L'ANSE - Despite occasional complaints from village residents about water outages, L'Anse's water project is moving along smoothly and is actually a couple of weeks ahead of schedule.
The progress was announced at Monday's regular village council meeting by U.P. Engineers & Architects' project manager Jim Koskiniemi.
Koskiniemi also brought forward a $229,405.46 pay request for the water project, with $202,184.56 going to Danielson Contracting and $27,220.90 to UPEA. The council unanimously approved the request toward the project, which is covered under a $1,767,000 loan through the U.S. Department of Agriculture Rural Development Grant and Loan Program.
Stephen Anderson/Daily Mining Gazette
Culverts and pipes await installation on Meador Street in L’Anse Monday evening as part of the village’s water project.

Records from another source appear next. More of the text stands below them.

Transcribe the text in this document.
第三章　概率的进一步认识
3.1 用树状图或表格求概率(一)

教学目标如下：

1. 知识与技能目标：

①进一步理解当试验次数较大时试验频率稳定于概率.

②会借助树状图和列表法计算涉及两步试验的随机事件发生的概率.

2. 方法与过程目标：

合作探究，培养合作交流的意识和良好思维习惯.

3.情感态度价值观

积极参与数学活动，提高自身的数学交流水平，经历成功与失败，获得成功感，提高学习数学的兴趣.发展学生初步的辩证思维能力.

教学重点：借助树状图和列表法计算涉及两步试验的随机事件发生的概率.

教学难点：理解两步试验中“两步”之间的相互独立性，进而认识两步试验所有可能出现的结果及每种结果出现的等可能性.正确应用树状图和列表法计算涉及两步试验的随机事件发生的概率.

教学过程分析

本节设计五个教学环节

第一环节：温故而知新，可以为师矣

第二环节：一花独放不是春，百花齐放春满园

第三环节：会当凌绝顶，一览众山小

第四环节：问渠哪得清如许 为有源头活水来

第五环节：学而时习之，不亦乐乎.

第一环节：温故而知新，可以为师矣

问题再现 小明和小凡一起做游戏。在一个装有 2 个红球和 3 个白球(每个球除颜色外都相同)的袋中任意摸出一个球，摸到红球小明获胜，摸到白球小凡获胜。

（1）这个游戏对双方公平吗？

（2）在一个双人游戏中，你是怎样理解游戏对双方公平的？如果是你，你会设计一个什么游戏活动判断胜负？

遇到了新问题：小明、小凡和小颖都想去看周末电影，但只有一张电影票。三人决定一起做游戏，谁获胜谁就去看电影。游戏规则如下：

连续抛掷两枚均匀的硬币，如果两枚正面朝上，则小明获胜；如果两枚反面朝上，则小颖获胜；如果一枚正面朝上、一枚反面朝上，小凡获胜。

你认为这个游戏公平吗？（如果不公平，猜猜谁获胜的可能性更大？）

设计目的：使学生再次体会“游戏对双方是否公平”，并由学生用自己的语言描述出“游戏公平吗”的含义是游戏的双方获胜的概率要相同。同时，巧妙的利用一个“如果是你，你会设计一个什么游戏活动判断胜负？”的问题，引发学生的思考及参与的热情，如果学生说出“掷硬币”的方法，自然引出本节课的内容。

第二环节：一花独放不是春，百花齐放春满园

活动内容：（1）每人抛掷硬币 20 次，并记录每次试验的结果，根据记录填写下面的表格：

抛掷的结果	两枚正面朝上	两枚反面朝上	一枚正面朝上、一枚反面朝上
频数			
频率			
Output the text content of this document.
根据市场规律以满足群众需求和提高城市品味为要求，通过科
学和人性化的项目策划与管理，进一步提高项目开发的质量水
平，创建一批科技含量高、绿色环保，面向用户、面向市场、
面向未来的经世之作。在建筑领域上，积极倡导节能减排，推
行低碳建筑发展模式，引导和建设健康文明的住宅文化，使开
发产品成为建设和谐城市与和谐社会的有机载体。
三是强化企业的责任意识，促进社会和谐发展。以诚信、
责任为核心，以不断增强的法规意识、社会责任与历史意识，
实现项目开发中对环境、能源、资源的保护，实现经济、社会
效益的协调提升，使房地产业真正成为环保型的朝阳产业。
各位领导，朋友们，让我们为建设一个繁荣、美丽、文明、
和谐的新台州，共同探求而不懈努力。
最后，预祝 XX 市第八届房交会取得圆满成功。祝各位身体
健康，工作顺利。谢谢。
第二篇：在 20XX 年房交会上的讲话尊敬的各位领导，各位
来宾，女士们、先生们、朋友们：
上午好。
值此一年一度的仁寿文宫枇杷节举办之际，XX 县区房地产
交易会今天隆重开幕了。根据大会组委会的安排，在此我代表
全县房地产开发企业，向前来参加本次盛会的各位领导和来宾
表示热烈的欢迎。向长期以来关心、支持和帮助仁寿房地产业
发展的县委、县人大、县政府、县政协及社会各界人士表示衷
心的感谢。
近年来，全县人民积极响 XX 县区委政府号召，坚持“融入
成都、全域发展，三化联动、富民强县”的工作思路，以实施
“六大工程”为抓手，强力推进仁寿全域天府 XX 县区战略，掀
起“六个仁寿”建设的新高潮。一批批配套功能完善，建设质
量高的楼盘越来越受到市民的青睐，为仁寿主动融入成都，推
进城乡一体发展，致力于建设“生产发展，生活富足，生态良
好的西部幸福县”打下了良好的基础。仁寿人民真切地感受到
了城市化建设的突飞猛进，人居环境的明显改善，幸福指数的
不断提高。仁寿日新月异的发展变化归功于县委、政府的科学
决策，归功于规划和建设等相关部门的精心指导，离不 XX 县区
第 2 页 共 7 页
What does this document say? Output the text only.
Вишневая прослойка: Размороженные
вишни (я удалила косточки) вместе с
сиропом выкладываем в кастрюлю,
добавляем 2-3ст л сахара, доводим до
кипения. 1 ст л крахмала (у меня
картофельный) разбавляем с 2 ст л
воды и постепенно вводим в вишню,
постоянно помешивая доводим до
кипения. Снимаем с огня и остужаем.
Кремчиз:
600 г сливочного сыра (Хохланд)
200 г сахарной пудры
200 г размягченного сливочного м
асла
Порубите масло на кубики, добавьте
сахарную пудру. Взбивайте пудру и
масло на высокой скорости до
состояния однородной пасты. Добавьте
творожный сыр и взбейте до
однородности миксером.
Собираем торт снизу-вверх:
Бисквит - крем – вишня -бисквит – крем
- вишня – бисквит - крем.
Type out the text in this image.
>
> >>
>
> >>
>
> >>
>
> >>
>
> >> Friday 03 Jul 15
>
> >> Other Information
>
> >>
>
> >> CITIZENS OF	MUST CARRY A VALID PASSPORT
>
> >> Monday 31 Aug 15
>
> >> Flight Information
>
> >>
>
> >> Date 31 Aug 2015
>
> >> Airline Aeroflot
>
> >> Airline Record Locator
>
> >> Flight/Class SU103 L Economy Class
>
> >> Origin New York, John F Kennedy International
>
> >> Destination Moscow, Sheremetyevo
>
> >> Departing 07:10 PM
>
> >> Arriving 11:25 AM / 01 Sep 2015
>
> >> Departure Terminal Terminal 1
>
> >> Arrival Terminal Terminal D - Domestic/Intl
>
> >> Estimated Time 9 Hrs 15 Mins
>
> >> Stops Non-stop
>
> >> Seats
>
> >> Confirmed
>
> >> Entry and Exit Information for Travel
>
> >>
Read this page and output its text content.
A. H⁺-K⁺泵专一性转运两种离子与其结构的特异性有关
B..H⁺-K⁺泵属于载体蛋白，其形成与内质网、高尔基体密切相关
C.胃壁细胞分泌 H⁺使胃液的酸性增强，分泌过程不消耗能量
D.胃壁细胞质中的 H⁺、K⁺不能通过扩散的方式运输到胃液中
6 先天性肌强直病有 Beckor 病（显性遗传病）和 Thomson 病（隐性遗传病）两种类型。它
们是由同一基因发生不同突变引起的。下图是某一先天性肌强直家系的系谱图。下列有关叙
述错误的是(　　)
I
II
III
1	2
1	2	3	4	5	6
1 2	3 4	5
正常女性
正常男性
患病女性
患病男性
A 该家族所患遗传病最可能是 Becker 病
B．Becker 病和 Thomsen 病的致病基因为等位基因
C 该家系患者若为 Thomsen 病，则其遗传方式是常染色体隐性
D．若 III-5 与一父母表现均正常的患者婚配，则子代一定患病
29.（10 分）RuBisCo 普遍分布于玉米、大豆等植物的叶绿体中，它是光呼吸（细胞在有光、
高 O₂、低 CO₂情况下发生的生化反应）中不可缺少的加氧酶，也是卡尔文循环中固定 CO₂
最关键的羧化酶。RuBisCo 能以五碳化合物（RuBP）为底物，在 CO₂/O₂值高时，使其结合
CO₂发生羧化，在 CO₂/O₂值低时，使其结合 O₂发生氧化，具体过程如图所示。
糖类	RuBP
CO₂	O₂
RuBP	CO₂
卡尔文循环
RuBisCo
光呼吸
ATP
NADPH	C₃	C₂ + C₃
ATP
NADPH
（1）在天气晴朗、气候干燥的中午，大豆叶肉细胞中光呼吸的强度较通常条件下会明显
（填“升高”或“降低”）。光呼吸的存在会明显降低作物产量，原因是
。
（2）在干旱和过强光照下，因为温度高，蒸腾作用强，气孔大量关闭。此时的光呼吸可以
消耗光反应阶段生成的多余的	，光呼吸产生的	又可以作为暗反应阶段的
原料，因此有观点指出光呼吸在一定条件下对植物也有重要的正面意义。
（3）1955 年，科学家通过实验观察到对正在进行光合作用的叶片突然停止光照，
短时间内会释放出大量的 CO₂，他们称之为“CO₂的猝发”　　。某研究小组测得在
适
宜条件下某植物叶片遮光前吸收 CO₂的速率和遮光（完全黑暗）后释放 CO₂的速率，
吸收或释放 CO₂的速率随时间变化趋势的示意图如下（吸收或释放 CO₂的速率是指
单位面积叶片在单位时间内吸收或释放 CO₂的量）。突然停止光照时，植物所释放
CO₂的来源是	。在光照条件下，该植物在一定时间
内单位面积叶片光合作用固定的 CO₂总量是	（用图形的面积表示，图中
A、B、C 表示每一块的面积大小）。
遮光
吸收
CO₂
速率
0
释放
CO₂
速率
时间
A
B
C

"The project is moving along really well," Koskiniemi told the council. "We're actually two weeks ahead of schedule. We're hoping that (water tank on Dynamite Hill) will be painted this fall and beat the cold weather. If not, it'll have to wait until spring."
In addition to the work on the Dynamite Hill water tank, current work includes new hydrants and piping and culvert improvements in the low-pressure area on the north end of town off Meador Street, and new pipe at the water plant along Bay Shore Drive.
"It's ahead of schedule, which is awesome, but we just have to make sure everything keeps going," village manager Bob LaFave said after the meeting.
In other business, the council:
approved a Michigan State Housing Development Authority fair housing resolution saying the village "shall not discriminate in the sale, rental, leasing or financing of housing because of religion, race, color, gender, physical or mental disabilities, national origin, age, height, weight, familial status or marital status." The resolution also said the village will assist with all persons who feel they have been discriminated against.
approved Ordinance No. 260, which is an amendment to Ordinance No. 177, the Village of L'Anse Water Ordinance. The new ordinance requires all buildings and residences to be connected to the village water system, and prohibits the use of private water supplies and wells (except for any private water supply system which is currently in place and operational).
"Our old ordinance said if you were more than 200 feet away from the line you did not have to connect to it, and this ordinance does not allow you to do that," council member Leann Davis said.
heard from Department of Public Works Director Scott Lloyd. He also noted the water project is going well, but in unrelated comments, he expressed concern to the council about lack of street numbers on residents' houses, and stray cats in the village. The council took no action on either issue.